What can we learn about NPSN13 function from comparative studies with NPSN11 in SNARE complex formation?

Comparative studies of NPSN13 and NPSN11 SNARE complex formation provide critical insights into functional specialization and redundancy. Research has shown that NPSN11 participates in a tetrameric SNARE complex with Qc-SNARE SYP71 and R-SNARE VAMP721/722 during cytokinesis, while not interacting with SNAP33 . This suggests a model where NPSN13 might similarly form distinct complexes with specific Q- and R-SNAREs. Systematic co-immunoprecipitation experiments comparing NPSN13 and NPSN11 interactomes can reveal shared and unique binding partners. Unlike NPSN11, which is specifically involved in cytokinesis, NPSN13 may participate in additional membrane trafficking events during interphase or specialized responses. Analysis of mutant phenotypes is particularly informative—NPSN11 single mutants show mild cytokinesis defects, but double mutants with SYP71 exhibit severe cell division abnormalities . This suggests functional redundancy within SNARE complex networks, where NPSN13 might compensate for NPSN11 loss in certain contexts. Quantitative proteomics comparing wild-type, npsn11, and npsn13 mutants can reveal compensatory changes in SNARE protein expression and complex formation. Time-resolved studies of protein localization during cell division are essential, as NPSN11 shows specific recruitment to the cell plate, a pattern that may differ for NPSN13 depending on its functional specialization.

How does antibody affinity differ when detecting NPSN13 in different plant species, and what are the implications for cross-species research?

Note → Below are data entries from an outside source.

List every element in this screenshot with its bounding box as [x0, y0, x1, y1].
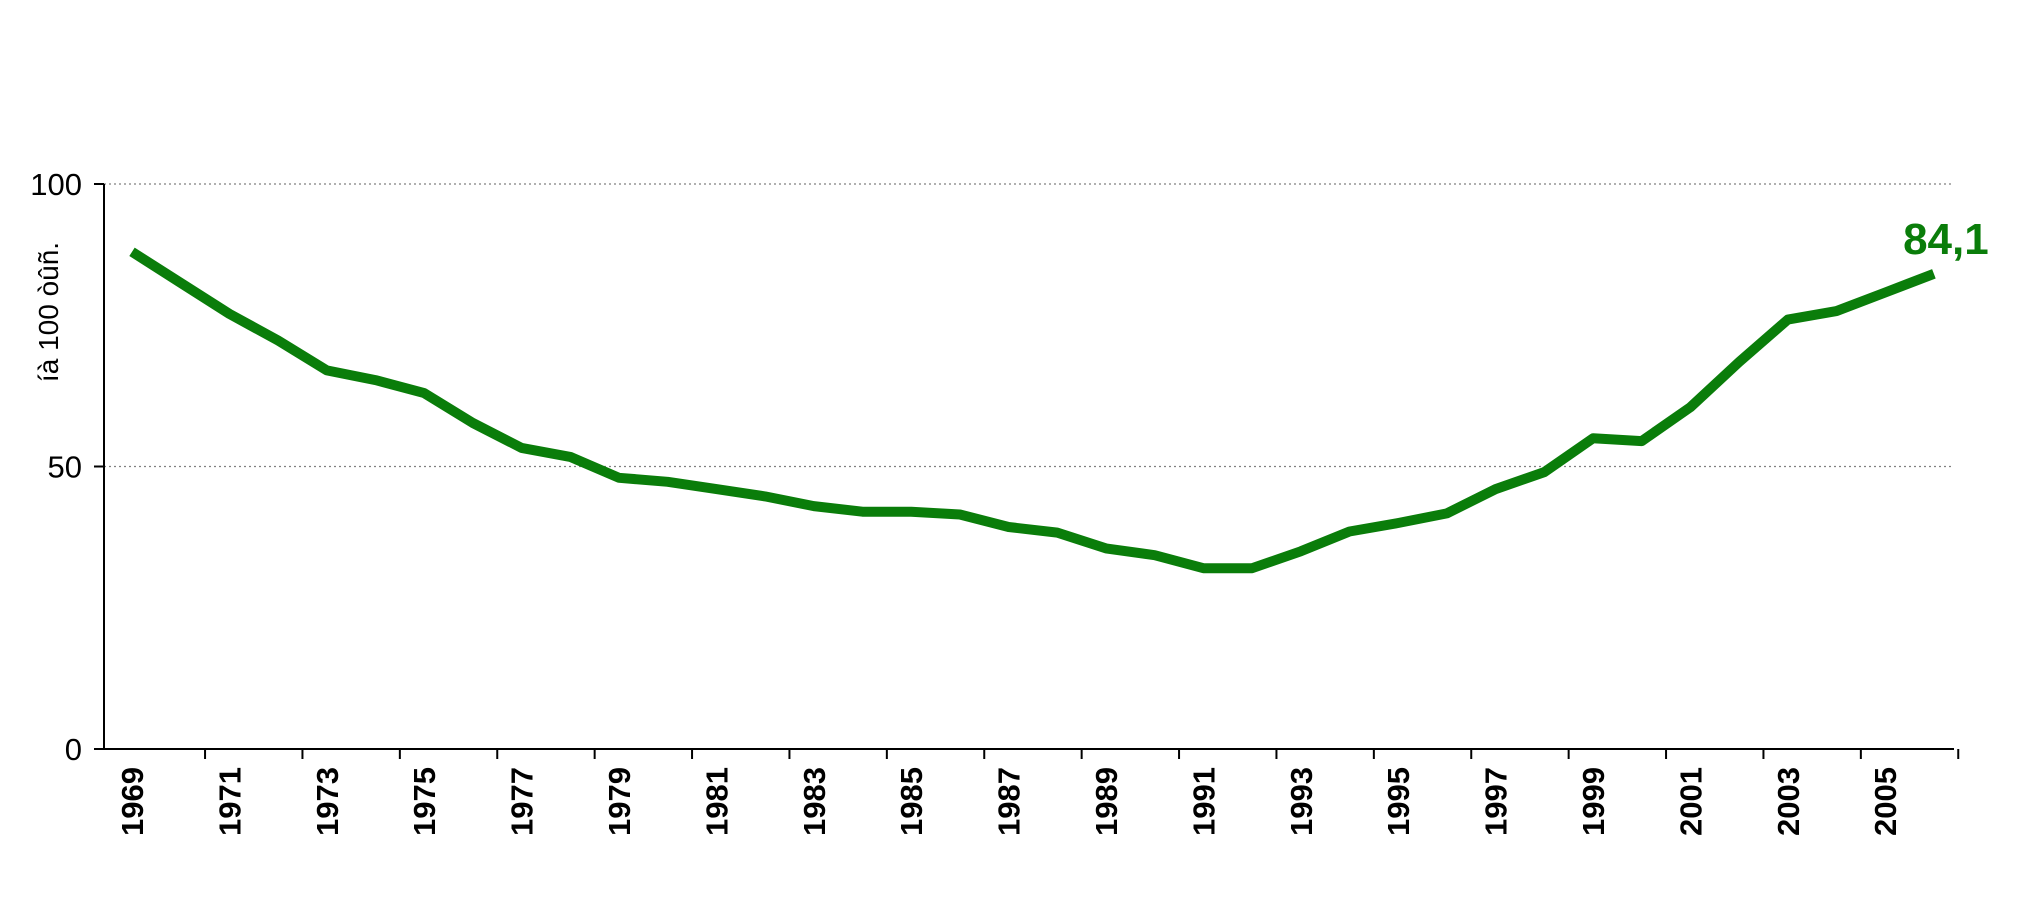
x-tick-label: 2001 [1673, 767, 1708, 836]
x-tick-label: 1975 [407, 767, 442, 836]
x-tick-label: 1985 [894, 767, 929, 836]
x-tick-label: 1999 [1576, 767, 1611, 836]
series-line [129, 247, 1936, 574]
x-tick-label: 1981 [699, 767, 734, 836]
x-tick-label: 2005 [1868, 767, 1903, 836]
annotations: 84,1 [1903, 215, 1989, 264]
x-axis-ticks: 1969 1971 1973 1975 1977 1979 1981 1983 1985 1987… [115, 749, 1960, 836]
x-tick-label: 1991 [1186, 767, 1221, 836]
x-tick-label: 1983 [797, 767, 832, 836]
x-tick-label: 1993 [1284, 767, 1319, 836]
y-tick-label: 50 [48, 450, 82, 485]
x-tick-label: 1969 [115, 767, 150, 836]
y-axis-label: íà 100 òûñ. [33, 242, 64, 382]
y-axis-ticks: 0 50 100 [30, 167, 104, 767]
y-tick-label: 0 [65, 732, 82, 767]
x-tick-label: 1987 [992, 767, 1027, 836]
x-tick-label: 1977 [505, 767, 540, 836]
series-group [129, 247, 1936, 574]
end-value-label: 84,1 [1903, 215, 1989, 264]
x-tick-label: 1995 [1381, 767, 1416, 836]
x-tick-label: 1971 [212, 767, 247, 836]
y-tick-label: 100 [30, 167, 82, 202]
x-tick-label: 1997 [1479, 767, 1514, 836]
x-tick-label: 1979 [602, 767, 637, 836]
gridlines [104, 183, 1954, 468]
x-tick-label: 1973 [310, 767, 345, 836]
x-tick-label: 1989 [1089, 767, 1124, 836]
x-tick-label: 2003 [1771, 767, 1806, 836]
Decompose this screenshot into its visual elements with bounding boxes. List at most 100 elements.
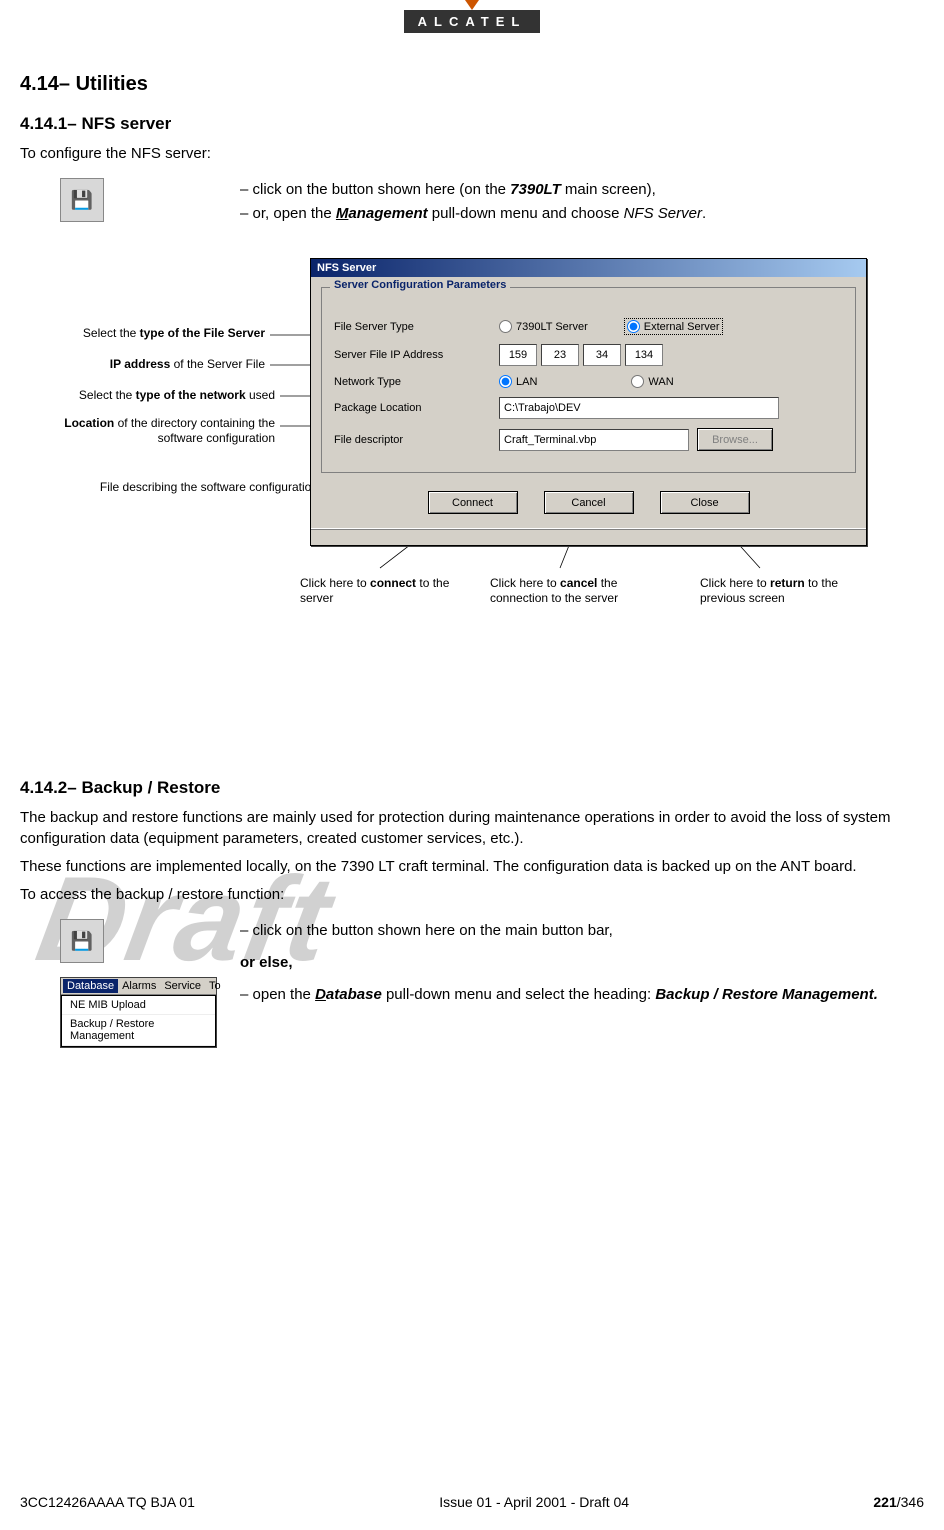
- row-ip-address: Server File IP Address: [334, 344, 843, 366]
- label-file-descriptor: File descriptor: [334, 434, 499, 446]
- callout-return: Click here to return to the previous scr…: [700, 576, 870, 606]
- cb2-bold: cancel: [560, 576, 597, 590]
- callout-location: Location of the directory containing the…: [20, 416, 275, 446]
- radio-wan-label: WAN: [648, 376, 673, 388]
- radio-wan-input[interactable]: [631, 375, 644, 388]
- close-button[interactable]: Close: [660, 491, 750, 514]
- logo-bar: ALCATEL: [20, 10, 924, 33]
- label-package-location: Package Location: [334, 402, 499, 414]
- b1-bold: 7390LT: [510, 181, 561, 198]
- instruction-block-2: 💾 Database Alarms Service To NE MIB Uplo…: [60, 919, 924, 1048]
- b2-end: .: [702, 205, 706, 222]
- logo: ALCATEL: [404, 10, 541, 33]
- cb3-pre: Click here to: [700, 576, 770, 590]
- input-package-location[interactable]: [499, 397, 779, 419]
- section-heading: 4.14– Utilities: [20, 73, 924, 96]
- ip-octet-2[interactable]: [541, 344, 579, 366]
- icon-column-2: 💾 Database Alarms Service To NE MIB Uplo…: [60, 919, 220, 1048]
- sub1-intro: To configure the NFS server:: [20, 144, 924, 164]
- c3-post: used: [246, 388, 275, 402]
- callout-file-server-type: Select the type of the File Server: [20, 326, 265, 341]
- callout-file-descriptor: File describing the software configurati…: [20, 480, 318, 495]
- radio-lan-input[interactable]: [499, 375, 512, 388]
- or-else: or else,: [240, 951, 924, 975]
- b2-post: pull-down menu and choose: [428, 205, 624, 222]
- label-file-server-type: File Server Type: [334, 321, 499, 333]
- cb2-pre: Click here to: [490, 576, 560, 590]
- footer-right: 221/346: [873, 1494, 924, 1510]
- nfs-dialog: NFS Server Server Configuration Paramete…: [310, 258, 867, 546]
- radio-external-input[interactable]: [627, 320, 640, 333]
- radio-external[interactable]: External Server: [624, 318, 723, 335]
- menu-bar: Database Alarms Service To: [61, 978, 216, 995]
- subsection-2-heading: 4.14.2– Backup / Restore: [20, 778, 924, 798]
- dialog-button-row: Connect Cancel Close: [311, 479, 866, 528]
- c3-pre: Select the: [79, 388, 136, 402]
- page-number: 221: [873, 1494, 896, 1510]
- c5-text: File describing the software configurati…: [100, 480, 318, 494]
- menu-item-backup: Backup / Restore Management: [62, 1015, 215, 1046]
- row-file-descriptor: File descriptor Browse...: [334, 428, 843, 451]
- backup-button-icon: 💾: [60, 919, 104, 963]
- c2-bold: IP address: [110, 357, 170, 371]
- row-package-location: Package Location: [334, 397, 843, 419]
- footer-left: 3CC12426AAAA TQ BJA 01: [20, 1494, 195, 1510]
- b22-pre: – open the: [240, 986, 315, 1003]
- icon-column: 💾: [60, 178, 220, 228]
- callout-connect: Click here to connect to the server: [300, 576, 450, 606]
- label-network-type: Network Type: [334, 376, 499, 388]
- radio-7390lt-input[interactable]: [499, 320, 512, 333]
- instruction-text: – click on the button shown here (on the…: [240, 178, 924, 228]
- footer-center: Issue 01 - April 2001 - Draft 04: [439, 1494, 629, 1510]
- cb3-bold: return: [770, 576, 805, 590]
- cb1-pre: Click here to: [300, 576, 370, 590]
- menu-database: Database: [63, 979, 118, 993]
- label-ip-address: Server File IP Address: [334, 349, 499, 361]
- menu-to: To: [205, 979, 225, 993]
- connect-button[interactable]: Connect: [428, 491, 518, 514]
- figure-area: Select the type of the File Server IP ad…: [20, 258, 924, 758]
- radio-lan-label: LAN: [516, 376, 537, 388]
- sub2-p3: To access the backup / restore function:: [20, 885, 924, 905]
- c2-post: of the Server File: [170, 357, 265, 371]
- ip-octet-3[interactable]: [583, 344, 621, 366]
- ip-octet-4[interactable]: [625, 344, 663, 366]
- browse-button: Browse...: [697, 428, 773, 451]
- callout-cancel: Click here to cancel the connection to t…: [490, 576, 660, 606]
- radio-lan[interactable]: LAN: [499, 375, 537, 388]
- input-file-descriptor[interactable]: [499, 429, 689, 451]
- bullet-2-1: – click on the button shown here on the …: [240, 919, 924, 943]
- radio-7390lt[interactable]: 7390LT Server: [499, 320, 588, 333]
- logo-triangle-icon: [465, 0, 479, 10]
- row-network-type: Network Type LAN WAN: [334, 375, 843, 388]
- instruction-text-2: – click on the button shown here on the …: [240, 919, 924, 1048]
- menu-items: NE MIB Upload Backup / Restore Managemen…: [61, 995, 216, 1047]
- radio-external-label: External Server: [644, 321, 720, 333]
- b2-ital: NFS Server: [624, 205, 702, 222]
- bullet-2-2: – open the Database pull-down menu and s…: [240, 983, 924, 1007]
- logo-text: ALCATEL: [418, 14, 527, 29]
- c1-pre: Select the: [83, 326, 140, 340]
- page-total: /346: [897, 1494, 924, 1510]
- server-config-groupbox: Server Configuration Parameters File Ser…: [321, 287, 856, 473]
- b2-pre: – or, open the: [240, 205, 336, 222]
- c3-bold: type of the network: [136, 388, 246, 402]
- instruction-block-1: 💾 – click on the button shown here (on t…: [60, 178, 924, 228]
- bullet-2: – or, open the Management pull-down menu…: [240, 202, 924, 226]
- b22-post: pull-down menu and select the heading:: [382, 986, 656, 1003]
- callout-network-type: Select the type of the network used: [20, 388, 275, 403]
- radio-7390lt-label: 7390LT Server: [516, 321, 588, 333]
- ip-octet-1[interactable]: [499, 344, 537, 366]
- b22-bold2: Backup / Restore Management.: [655, 986, 878, 1003]
- subsection-1-heading: 4.14.1– NFS server: [20, 114, 924, 134]
- dialog-status-bar: [311, 528, 866, 545]
- sub2-p1: The backup and restore functions are mai…: [20, 808, 924, 849]
- ip-input-group: [499, 344, 663, 366]
- row-file-server-type: File Server Type 7390LT Server External …: [334, 318, 843, 335]
- menu-service: Service: [160, 979, 205, 993]
- cancel-button[interactable]: Cancel: [544, 491, 634, 514]
- menu-item-mib: NE MIB Upload: [62, 996, 215, 1015]
- nfs-button-icon: 💾: [60, 178, 104, 222]
- radio-wan[interactable]: WAN: [631, 375, 673, 388]
- callout-ip-address: IP address of the Server File: [20, 357, 265, 372]
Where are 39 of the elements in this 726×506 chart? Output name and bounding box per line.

Antibody affinity for NPSN13 varies considerably across plant species due to evolutionary divergence in protein sequence and structure, creating significant implications for cross-species research. NPSN proteins emerged early in plant evolution but show variable conservation patterns—while the SNARE domain is generally well-preserved (80-90% identity within flowering plants), N- and C-terminal regions can diverge substantially (as low as 40-50% identity). This divergence affects antibody performance in several critical ways. First, antibodies raised against Arabidopsis NPSN13 typically show highest affinity for closely related Brassicaceae family members but demonstrate reduced sensitivity in monocots or non-vascular plants. Second, post-translational modifications differ significantly between species, affecting epitope accessibility and antibody recognition. Third, protein abundance varies across species, requiring optimization of antibody concentration and detection methods. To address these challenges, researchers should implement a multi-faceted approach: (1) Test antibodies against recombinant NPSN13 from multiple species to quantify affinity differences; (2) Identify conserved epitopes through comprehensive sequence alignment of NPSN13 orthologs; (3) Develop species-specific antibodies for critical model organisms; and (4) Validate antibody performance in each species using genetic controls. For evolutionary studies, targeting the most conserved regions of NPSN13 enables broader cross-species application, while species-specific antibodies provide higher sensitivity for detailed mechanistic investigations.